Speed limits are set at the highest speed you should travel, but it's vital to adjust your speed to suit the conditions.

No riding if you have been drinking

Between 2007-2011, nearly 22 percent of motorcyclist serious casualties had a blood alcohol level above the legal limit. Motorcycling requires 100 percent concentration, high level observation skills and the ability to react quickly - all of which will be affected if you have been drinking.

Regularly check your bike before riding, especially brakes and tyres

Tyres should have ample tread and correct pressure. Brakes should work well and have correct fluid in the master cylinder. Brake lights and all other lights should be working. It is a good idea to have your bike serviced regularly making sure it is roadworthy, safe and reliable. Learn more about motorcycle anti-lock braking systems.

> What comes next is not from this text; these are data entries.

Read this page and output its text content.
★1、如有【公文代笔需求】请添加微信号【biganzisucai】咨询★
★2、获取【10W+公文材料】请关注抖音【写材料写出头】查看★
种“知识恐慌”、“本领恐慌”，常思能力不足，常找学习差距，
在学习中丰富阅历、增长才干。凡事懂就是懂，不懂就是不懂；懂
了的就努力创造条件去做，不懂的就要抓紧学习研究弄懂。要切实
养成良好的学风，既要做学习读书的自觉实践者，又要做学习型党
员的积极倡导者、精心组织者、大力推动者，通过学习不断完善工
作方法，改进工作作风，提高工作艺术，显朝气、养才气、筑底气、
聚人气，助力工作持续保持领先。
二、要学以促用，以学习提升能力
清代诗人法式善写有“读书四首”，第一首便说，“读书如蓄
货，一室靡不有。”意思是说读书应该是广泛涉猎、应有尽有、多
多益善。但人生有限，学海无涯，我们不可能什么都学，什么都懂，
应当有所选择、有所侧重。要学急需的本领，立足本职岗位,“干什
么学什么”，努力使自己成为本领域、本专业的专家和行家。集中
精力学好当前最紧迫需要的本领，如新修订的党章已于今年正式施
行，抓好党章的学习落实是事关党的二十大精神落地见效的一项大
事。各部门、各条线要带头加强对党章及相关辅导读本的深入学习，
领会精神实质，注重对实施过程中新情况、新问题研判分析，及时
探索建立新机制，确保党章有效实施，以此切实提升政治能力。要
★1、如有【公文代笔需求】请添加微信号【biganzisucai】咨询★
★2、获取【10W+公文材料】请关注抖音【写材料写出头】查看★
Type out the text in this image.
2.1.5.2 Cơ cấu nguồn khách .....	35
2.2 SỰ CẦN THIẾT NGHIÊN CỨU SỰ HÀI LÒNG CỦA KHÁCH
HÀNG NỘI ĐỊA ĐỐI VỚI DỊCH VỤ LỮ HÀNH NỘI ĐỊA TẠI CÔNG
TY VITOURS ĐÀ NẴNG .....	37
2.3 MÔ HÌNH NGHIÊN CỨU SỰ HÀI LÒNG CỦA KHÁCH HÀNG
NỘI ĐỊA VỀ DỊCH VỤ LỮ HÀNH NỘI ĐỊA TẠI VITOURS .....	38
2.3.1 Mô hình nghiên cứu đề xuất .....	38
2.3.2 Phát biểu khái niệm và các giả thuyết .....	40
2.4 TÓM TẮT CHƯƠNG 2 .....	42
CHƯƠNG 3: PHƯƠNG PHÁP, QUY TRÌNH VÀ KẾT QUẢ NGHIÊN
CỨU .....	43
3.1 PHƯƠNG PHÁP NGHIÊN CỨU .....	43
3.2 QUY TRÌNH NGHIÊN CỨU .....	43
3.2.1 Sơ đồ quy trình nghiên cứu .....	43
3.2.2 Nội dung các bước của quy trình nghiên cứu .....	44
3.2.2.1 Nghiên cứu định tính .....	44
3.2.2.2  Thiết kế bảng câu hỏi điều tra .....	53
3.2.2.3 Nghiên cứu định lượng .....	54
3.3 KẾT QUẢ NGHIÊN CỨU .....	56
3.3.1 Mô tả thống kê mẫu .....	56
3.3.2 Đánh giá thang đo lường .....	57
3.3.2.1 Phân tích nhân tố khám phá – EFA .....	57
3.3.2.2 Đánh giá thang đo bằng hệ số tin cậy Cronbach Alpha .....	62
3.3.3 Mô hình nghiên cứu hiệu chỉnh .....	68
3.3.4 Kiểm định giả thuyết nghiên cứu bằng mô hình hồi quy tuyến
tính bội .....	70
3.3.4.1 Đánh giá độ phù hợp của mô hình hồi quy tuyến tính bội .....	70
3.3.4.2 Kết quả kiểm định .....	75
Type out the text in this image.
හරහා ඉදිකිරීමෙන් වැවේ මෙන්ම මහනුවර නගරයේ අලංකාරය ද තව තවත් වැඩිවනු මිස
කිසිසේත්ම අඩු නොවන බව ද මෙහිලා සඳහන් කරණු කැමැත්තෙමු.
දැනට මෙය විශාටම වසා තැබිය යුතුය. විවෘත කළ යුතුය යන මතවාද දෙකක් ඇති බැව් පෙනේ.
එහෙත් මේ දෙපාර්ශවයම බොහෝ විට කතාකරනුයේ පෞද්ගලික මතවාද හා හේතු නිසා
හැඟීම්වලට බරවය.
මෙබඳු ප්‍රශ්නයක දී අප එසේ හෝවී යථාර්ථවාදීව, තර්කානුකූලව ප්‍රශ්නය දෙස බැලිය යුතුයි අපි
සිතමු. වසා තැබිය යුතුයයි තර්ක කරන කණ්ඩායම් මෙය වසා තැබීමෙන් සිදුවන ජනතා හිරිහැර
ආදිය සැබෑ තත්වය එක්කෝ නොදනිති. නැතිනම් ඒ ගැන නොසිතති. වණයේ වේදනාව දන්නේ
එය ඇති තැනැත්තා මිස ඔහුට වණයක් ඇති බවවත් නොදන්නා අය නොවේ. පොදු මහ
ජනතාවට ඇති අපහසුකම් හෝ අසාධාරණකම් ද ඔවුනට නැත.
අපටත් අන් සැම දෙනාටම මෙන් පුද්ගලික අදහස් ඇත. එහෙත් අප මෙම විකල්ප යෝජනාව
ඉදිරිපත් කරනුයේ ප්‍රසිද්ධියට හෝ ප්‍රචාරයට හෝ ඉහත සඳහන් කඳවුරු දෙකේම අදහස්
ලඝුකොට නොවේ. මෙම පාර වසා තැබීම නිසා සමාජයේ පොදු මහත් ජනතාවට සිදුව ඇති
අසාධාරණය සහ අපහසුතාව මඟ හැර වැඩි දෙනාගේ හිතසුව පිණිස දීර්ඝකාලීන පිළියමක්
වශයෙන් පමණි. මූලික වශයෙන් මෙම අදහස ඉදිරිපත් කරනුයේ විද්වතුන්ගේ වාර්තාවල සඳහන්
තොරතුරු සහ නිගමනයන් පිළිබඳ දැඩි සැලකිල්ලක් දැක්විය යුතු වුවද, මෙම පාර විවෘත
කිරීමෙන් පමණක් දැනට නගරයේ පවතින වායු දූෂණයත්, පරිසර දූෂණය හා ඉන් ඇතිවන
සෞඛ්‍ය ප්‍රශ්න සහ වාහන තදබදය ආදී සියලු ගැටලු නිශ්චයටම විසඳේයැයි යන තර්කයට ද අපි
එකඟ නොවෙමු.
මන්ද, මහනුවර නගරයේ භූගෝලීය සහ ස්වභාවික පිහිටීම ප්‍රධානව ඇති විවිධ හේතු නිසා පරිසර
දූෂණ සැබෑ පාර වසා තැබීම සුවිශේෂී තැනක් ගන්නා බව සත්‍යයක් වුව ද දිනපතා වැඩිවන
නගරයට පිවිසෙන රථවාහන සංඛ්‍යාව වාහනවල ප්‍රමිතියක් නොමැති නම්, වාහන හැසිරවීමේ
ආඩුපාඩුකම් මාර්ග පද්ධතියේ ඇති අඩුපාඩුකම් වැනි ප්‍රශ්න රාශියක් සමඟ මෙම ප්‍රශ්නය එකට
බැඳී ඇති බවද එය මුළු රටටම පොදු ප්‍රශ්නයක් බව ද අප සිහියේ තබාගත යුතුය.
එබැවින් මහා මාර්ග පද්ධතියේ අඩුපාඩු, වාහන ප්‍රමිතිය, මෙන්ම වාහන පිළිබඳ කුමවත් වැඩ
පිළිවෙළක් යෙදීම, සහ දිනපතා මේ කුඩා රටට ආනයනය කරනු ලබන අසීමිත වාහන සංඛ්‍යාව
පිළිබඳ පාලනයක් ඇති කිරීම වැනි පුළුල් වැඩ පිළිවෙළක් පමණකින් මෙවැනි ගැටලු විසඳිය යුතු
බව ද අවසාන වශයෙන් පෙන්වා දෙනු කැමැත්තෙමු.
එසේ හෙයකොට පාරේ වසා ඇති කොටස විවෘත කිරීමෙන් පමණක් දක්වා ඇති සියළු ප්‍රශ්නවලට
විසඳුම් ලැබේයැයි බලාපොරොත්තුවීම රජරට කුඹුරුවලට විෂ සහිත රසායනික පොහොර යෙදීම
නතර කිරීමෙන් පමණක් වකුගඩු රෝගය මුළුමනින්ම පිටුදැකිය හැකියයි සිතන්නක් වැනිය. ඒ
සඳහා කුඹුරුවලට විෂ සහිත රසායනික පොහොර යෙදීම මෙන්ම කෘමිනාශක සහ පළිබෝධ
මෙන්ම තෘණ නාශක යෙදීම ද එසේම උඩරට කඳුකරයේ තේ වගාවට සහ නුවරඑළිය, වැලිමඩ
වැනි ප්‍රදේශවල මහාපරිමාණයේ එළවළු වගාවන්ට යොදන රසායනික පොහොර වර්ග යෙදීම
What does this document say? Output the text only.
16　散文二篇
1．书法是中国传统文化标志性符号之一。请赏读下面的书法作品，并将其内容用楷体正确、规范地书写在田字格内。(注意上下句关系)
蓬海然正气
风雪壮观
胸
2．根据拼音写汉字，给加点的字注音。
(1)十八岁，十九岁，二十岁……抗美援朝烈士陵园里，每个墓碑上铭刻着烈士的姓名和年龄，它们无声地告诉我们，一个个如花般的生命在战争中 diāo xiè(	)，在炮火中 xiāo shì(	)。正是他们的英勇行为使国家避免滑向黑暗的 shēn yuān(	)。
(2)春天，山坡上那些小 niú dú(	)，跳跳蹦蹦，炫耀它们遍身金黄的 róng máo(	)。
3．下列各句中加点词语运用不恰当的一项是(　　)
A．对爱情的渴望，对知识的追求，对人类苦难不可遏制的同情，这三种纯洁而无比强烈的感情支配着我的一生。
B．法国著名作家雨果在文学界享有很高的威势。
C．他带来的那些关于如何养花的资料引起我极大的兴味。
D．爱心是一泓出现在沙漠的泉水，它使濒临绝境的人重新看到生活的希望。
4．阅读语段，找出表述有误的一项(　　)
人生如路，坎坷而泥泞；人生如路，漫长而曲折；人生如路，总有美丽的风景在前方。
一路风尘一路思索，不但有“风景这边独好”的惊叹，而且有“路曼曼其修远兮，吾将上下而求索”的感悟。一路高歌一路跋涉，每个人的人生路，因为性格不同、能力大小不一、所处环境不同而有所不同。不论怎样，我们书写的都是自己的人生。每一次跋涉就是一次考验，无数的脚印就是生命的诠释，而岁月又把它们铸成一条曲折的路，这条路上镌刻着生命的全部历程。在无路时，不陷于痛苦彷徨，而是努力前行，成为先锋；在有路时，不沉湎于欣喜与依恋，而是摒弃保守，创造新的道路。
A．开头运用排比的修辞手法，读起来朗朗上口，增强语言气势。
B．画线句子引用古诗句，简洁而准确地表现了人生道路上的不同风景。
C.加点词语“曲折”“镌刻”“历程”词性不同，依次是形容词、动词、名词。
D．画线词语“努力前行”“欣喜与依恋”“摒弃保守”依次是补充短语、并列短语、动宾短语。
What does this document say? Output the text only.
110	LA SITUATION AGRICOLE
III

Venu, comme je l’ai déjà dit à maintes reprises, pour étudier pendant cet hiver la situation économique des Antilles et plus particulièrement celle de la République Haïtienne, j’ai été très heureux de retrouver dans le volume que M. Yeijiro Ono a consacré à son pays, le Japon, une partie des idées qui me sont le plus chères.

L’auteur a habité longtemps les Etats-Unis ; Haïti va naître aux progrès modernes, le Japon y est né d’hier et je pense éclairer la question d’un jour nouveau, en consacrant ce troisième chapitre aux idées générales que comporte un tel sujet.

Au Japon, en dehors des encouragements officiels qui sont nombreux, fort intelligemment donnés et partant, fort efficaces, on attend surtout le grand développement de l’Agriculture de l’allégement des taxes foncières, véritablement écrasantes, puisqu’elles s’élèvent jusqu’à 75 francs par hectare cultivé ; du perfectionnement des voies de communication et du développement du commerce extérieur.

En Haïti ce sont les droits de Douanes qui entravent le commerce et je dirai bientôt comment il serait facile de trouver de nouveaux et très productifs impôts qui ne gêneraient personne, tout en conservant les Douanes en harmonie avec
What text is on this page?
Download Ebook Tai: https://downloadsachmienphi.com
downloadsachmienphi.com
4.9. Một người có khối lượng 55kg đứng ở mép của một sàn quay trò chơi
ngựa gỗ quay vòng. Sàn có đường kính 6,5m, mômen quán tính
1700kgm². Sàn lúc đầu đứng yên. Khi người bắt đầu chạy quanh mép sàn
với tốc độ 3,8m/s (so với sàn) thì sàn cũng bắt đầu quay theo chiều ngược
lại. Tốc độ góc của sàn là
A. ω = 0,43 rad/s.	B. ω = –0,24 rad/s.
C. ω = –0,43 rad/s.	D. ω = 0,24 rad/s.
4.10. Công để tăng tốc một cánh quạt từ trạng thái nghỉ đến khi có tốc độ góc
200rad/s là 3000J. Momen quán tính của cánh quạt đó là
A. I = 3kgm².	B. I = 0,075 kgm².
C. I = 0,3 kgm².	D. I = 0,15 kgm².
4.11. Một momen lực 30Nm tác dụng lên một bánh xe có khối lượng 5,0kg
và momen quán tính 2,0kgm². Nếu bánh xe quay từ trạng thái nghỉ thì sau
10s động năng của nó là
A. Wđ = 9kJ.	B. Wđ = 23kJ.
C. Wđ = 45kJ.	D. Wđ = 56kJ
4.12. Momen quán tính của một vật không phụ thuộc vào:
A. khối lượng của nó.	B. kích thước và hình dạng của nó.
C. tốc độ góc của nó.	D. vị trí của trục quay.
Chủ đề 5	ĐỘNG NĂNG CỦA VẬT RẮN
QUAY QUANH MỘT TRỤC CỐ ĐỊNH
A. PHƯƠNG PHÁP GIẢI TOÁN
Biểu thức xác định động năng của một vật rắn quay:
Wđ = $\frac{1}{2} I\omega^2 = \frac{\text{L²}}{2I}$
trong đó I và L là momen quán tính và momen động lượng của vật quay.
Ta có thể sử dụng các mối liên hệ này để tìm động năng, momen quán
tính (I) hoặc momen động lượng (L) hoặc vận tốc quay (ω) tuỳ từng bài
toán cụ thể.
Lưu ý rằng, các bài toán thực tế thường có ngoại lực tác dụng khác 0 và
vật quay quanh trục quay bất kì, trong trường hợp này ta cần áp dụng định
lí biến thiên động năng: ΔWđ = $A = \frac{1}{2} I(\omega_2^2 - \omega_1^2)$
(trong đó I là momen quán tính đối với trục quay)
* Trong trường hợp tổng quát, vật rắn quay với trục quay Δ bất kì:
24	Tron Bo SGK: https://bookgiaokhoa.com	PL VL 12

Make sure pillion passengers know how to ride safely

The presence of a pillion passenger doubles the risk of fatality. Make sure that your pillion passenger knows the correct techniques for pillion riding and is wearing appropriate protective clothing and a helmet.

Do not lend your motorcycle to unlicensed or inexperienced riders

One quarter of riders involved in fatal crashes were either unlicensed or disqualified (8%), did not hold an appropriate licence (11%) or had never held a licence (6%). Make sure that any person who borrows your bike is licensed, experienced and responsible.

Dress for safety and comfort

Five percent of motorcyclists who were either killed or seriously injured between 2007-2011 were not wearing a helmet. Helmets must meet the approved standard and must not be damaged. It's a good idea to replace them regularly. Gloves, jacket and boots designed for riding are essential for safety and comfort.